Tudor House and Garden has a fascinating history and provides us with rich insight into the lives of people in Southampton.

Tudor House and Garden has a fascinating history and provides us with rich insight into the lives of people in Southampton over the last 800 years. This is perhaps best demonstrated by its respective owners.

John Wytegod - Owner of Tudor House from 1348-1369
John Wytegod was a wealthy merchant and Mayor. He owned the part of the property known as King John’s Palace as well as other properties nearby. Blue Anchor Lane, which runs alongside Tudor House, was originally called Wytegod’s Lane. King John’s Palace originally featured fine, large windows looking out over the river.
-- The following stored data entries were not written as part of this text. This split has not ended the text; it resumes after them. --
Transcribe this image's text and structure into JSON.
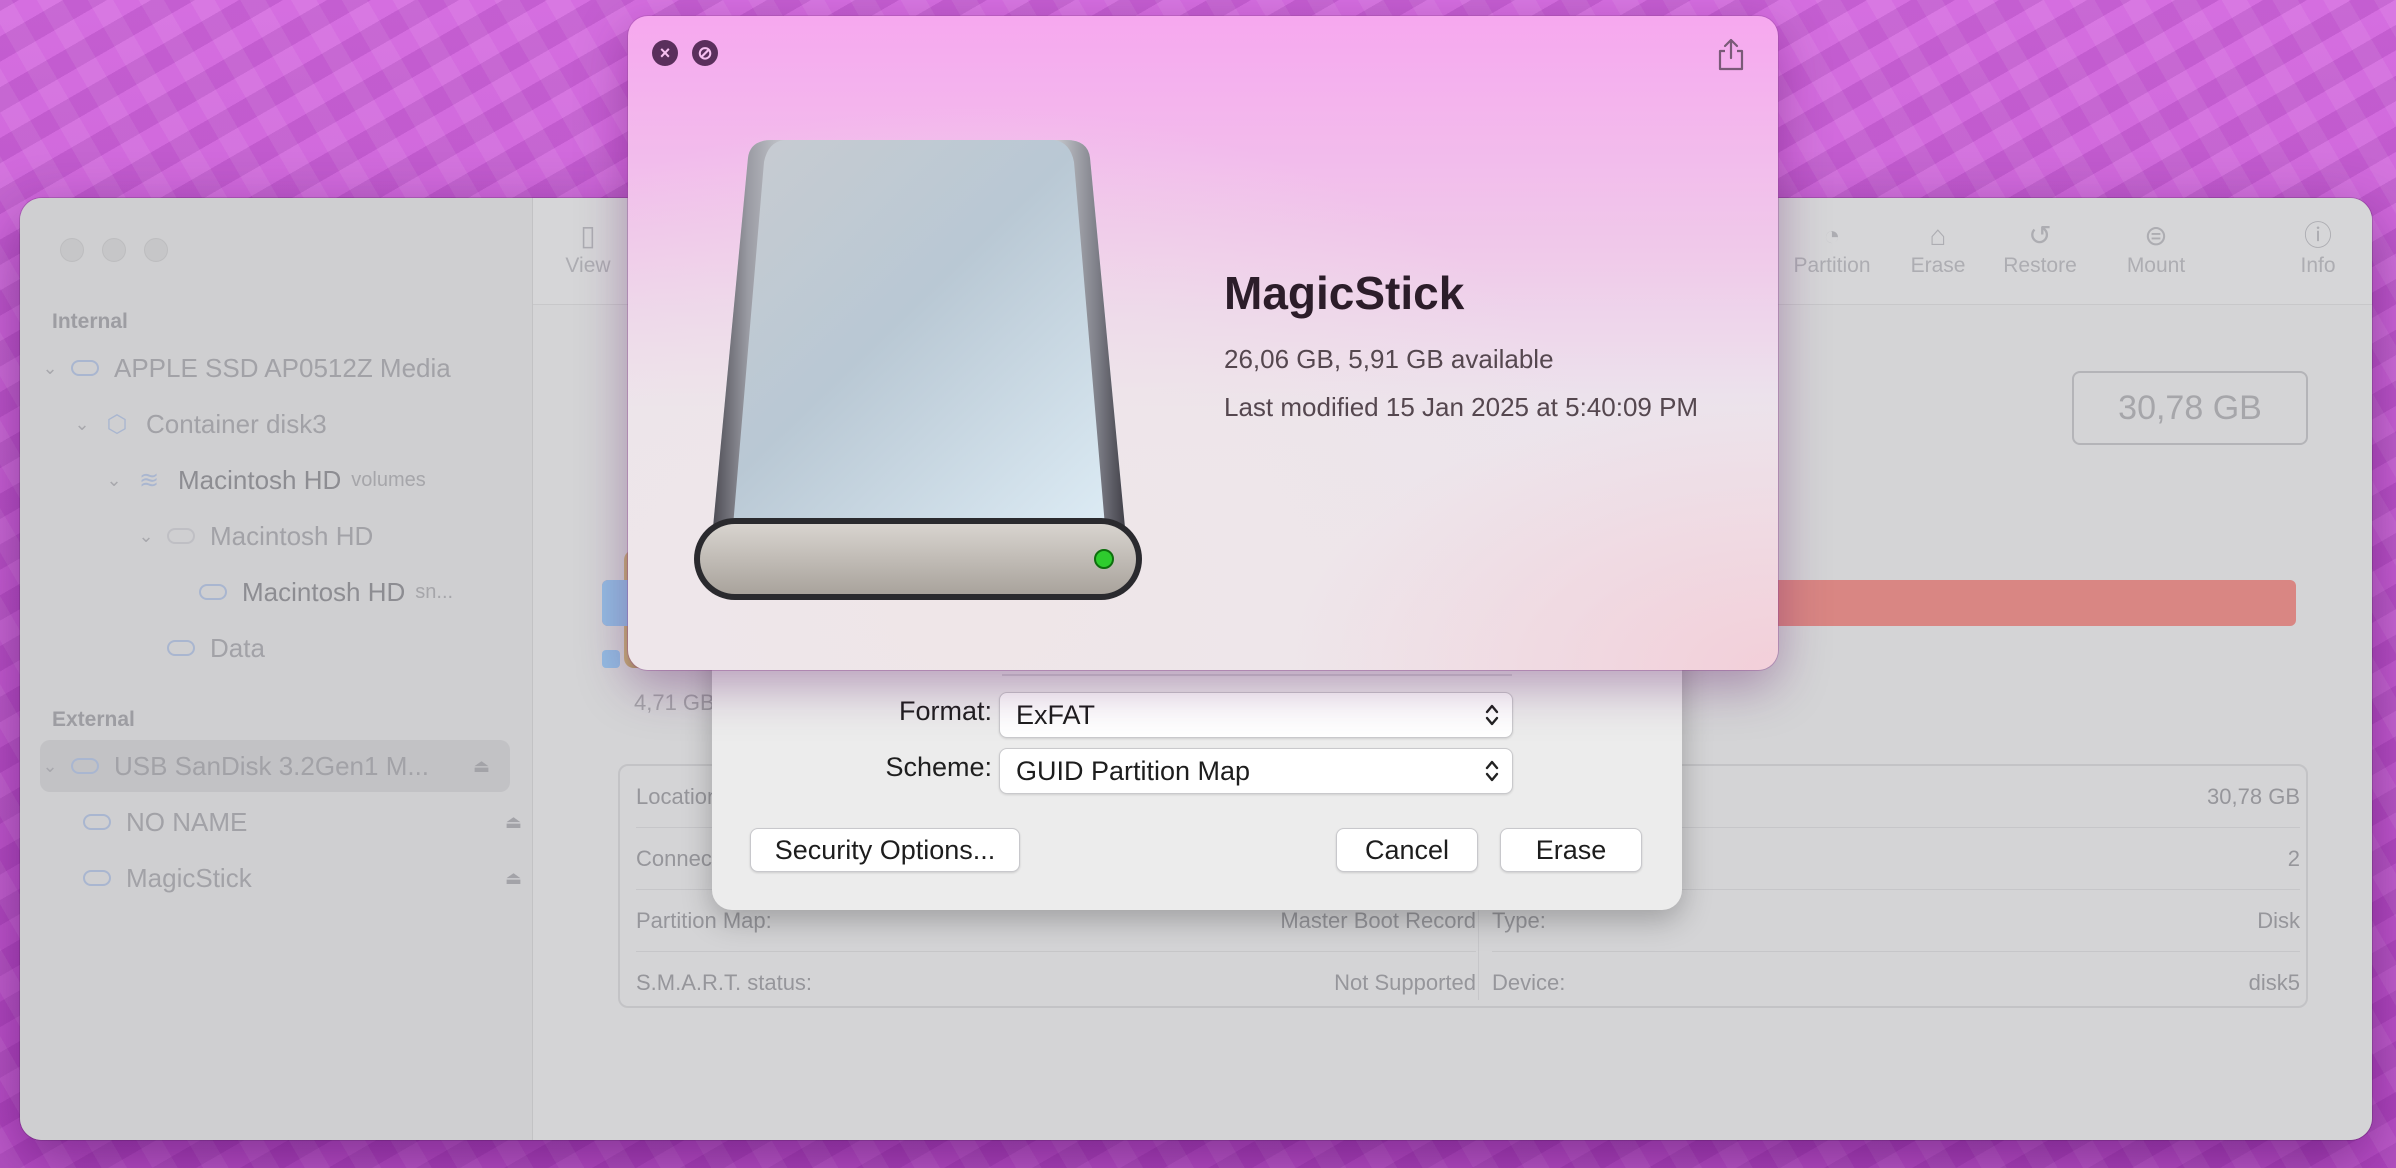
{
  "window": {
    "sidebar": {
      "internal_label": "Internal",
      "external_label": "External",
      "items": [
        {
          "label": "APPLE SSD AP0512Z Media",
          "sub": ""
        },
        {
          "label": "Container disk3",
          "sub": ""
        },
        {
          "label": "Macintosh HD",
          "sub": "volumes"
        },
        {
          "label": "Macintosh HD",
          "sub": ""
        },
        {
          "label": "Macintosh HD",
          "sub": "sn..."
        },
        {
          "label": "Data",
          "sub": ""
        },
        {
          "label": "USB SanDisk 3.2Gen1 M...",
          "sub": ""
        },
        {
          "label": "NO NAME",
          "sub": ""
        },
        {
          "label": "MagicStick",
          "sub": ""
        }
      ]
    },
    "toolbar": {
      "view_label": "View",
      "partition_label": "Partition",
      "erase_label": "Erase",
      "restore_label": "Restore",
      "mount_label": "Mount",
      "info_label": "Info"
    },
    "capacity": "30,78 GB",
    "usage_used_label": "4,71 GB",
    "info": {
      "location_label": "Location:",
      "location_value": "",
      "capacity_value": "30,78 GB",
      "connection_label": "Connecti",
      "child_count_value": "2",
      "partition_map_label": "Partition Map:",
      "partition_map_value": "Master Boot Record",
      "type_label": "Type:",
      "type_value": "Disk",
      "smart_label": "S.M.A.R.T. status:",
      "smart_value": "Not Supported",
      "device_label": "Device:",
      "device_value": "disk5"
    }
  },
  "erase_sheet": {
    "format_label": "Format:",
    "format_value": "ExFAT",
    "scheme_label": "Scheme:",
    "scheme_value": "GUID Partition Map",
    "security_button": "Security Options...",
    "cancel_button": "Cancel",
    "erase_button": "Erase"
  },
  "quick_look": {
    "title": "MagicStick",
    "size_line": "26,06 GB, 5,91 GB available",
    "modified_line": "Last modified 15 Jan 2025 at 5:40:09 PM",
    "close_glyph": "×",
    "fullscreen_glyph": "⊘"
  },
  "colors": {
    "wallpaper": "#c65ad0",
    "usage_free": "#d98683",
    "usage_used": "#94bde3",
    "drive_led": "#2ecc2e"
  }
}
However, when the town wall was built in 1360 to protect Southampton after the raids, these were bricked up for security and some converted to arrow slits.

Walter and Jane William - Owners of Tudor House in the late 15th Century
Walter William, a merchant also known as Watkyn William, inherited Tudor House from his father. Like many other Southampton traders he sent wool and cloth by ship to many countries and imported salt, wine, leather, oil, fish and many other luxury goods including woad – used for dyeing clothes. Becoming Sheriff, and in 1483 Mayor of Southampton, William was involved in a plot against King Richard III, to the extent where some said that he may have been responsible for killing the two young princes in the Tower of London. He was labeled a traitor and to avoid persecution and punishment fled to Beaulieu Abbey where he sought sanctuary. He died shortly afterwards.
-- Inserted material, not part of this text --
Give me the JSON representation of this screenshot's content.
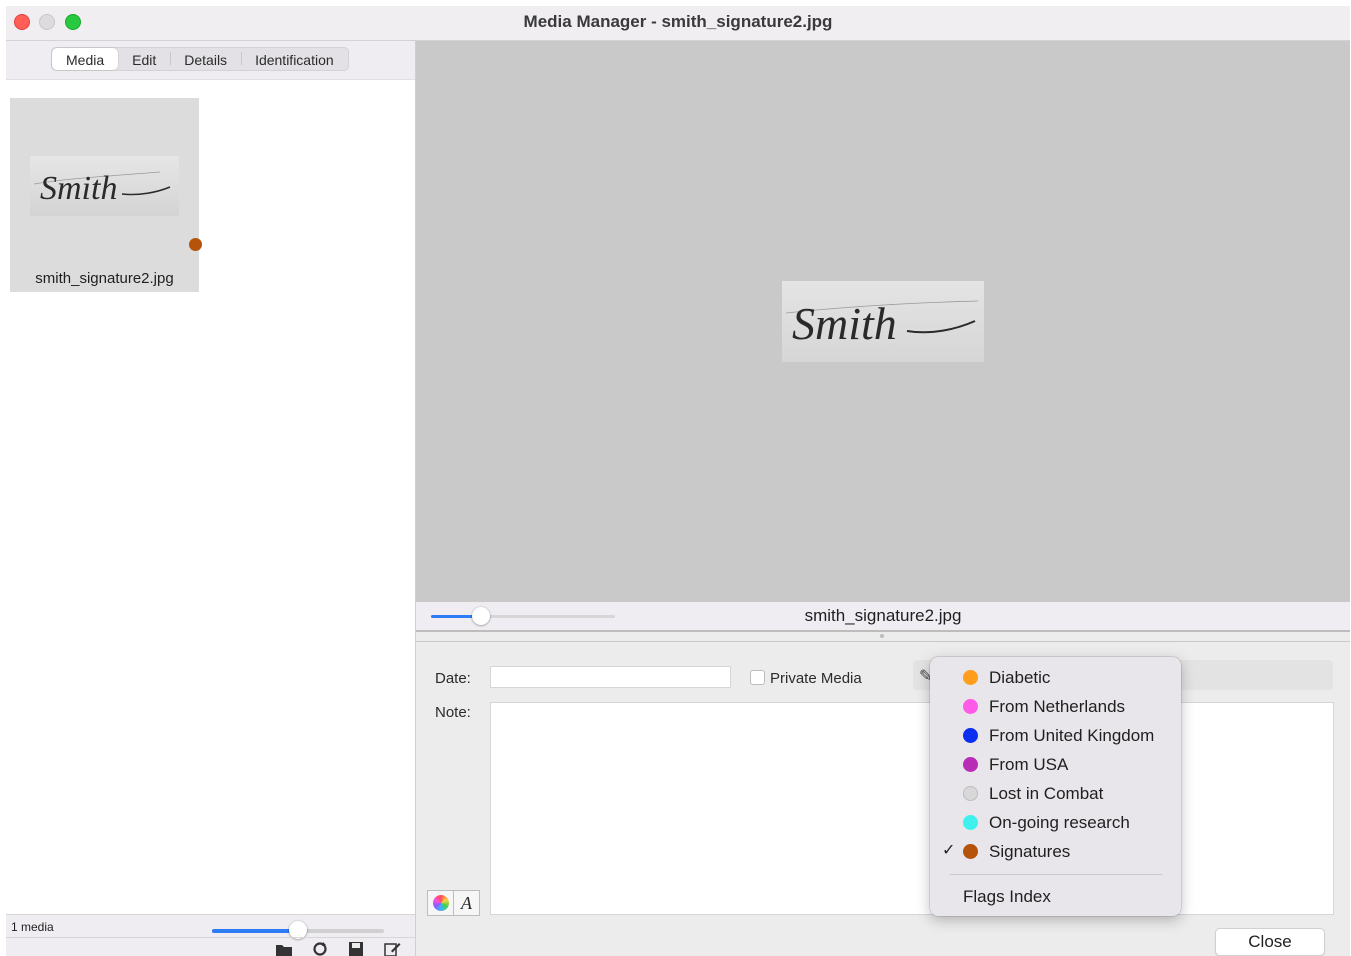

Sir John Dawtrey - Owner of Tudor House from 1491 – 1518
Coming from a wealthy family in Petworth, Sussex, Sir John Dawtrey was also a major landowner and merchant, an MP and Sheriff. He was also responsible for maintaining the town’s great defensive wall and ditch in good repair. Dawtrey received large sums of money from Henry VIII to provide food for the navy, at sea in defence of attack by France. Money was also provided for the building and fitting out and provisioning of ships – including The Peter Pomegranate and The Mary Rose. Dawtrey died in 1518.

Lady Isabel Lyster
In 1528 Dawtrey’s widow Isabel married Sir Richard Lyster, one of the richest men in Southampton. Lady Isabel traded in millstones for the many windmills and watermills in England. Both importing and exporting, she rented land at West Quay for storage. Lady Lyster organised the household, having eight servants, who fetched water, cleaned the house, made beds, and washed the clothes. Large houses often also had a bake house, a dairy, and a kitchen often in a separate building to avoid the risk of fire. Following the death of Lady Isabel, Lyster married Elizabeth Stoke. Lyster took part in many important events during the reign of Henry VIII including the trials of Bishop Fisher and Sir Thomas More and the procession of Anne Boleyn through London prior to her 1533 Coronation, in which he actually rode. Lyster died in 1554 and Lady Elizabeth erected a monument to him in St Michael’s Church.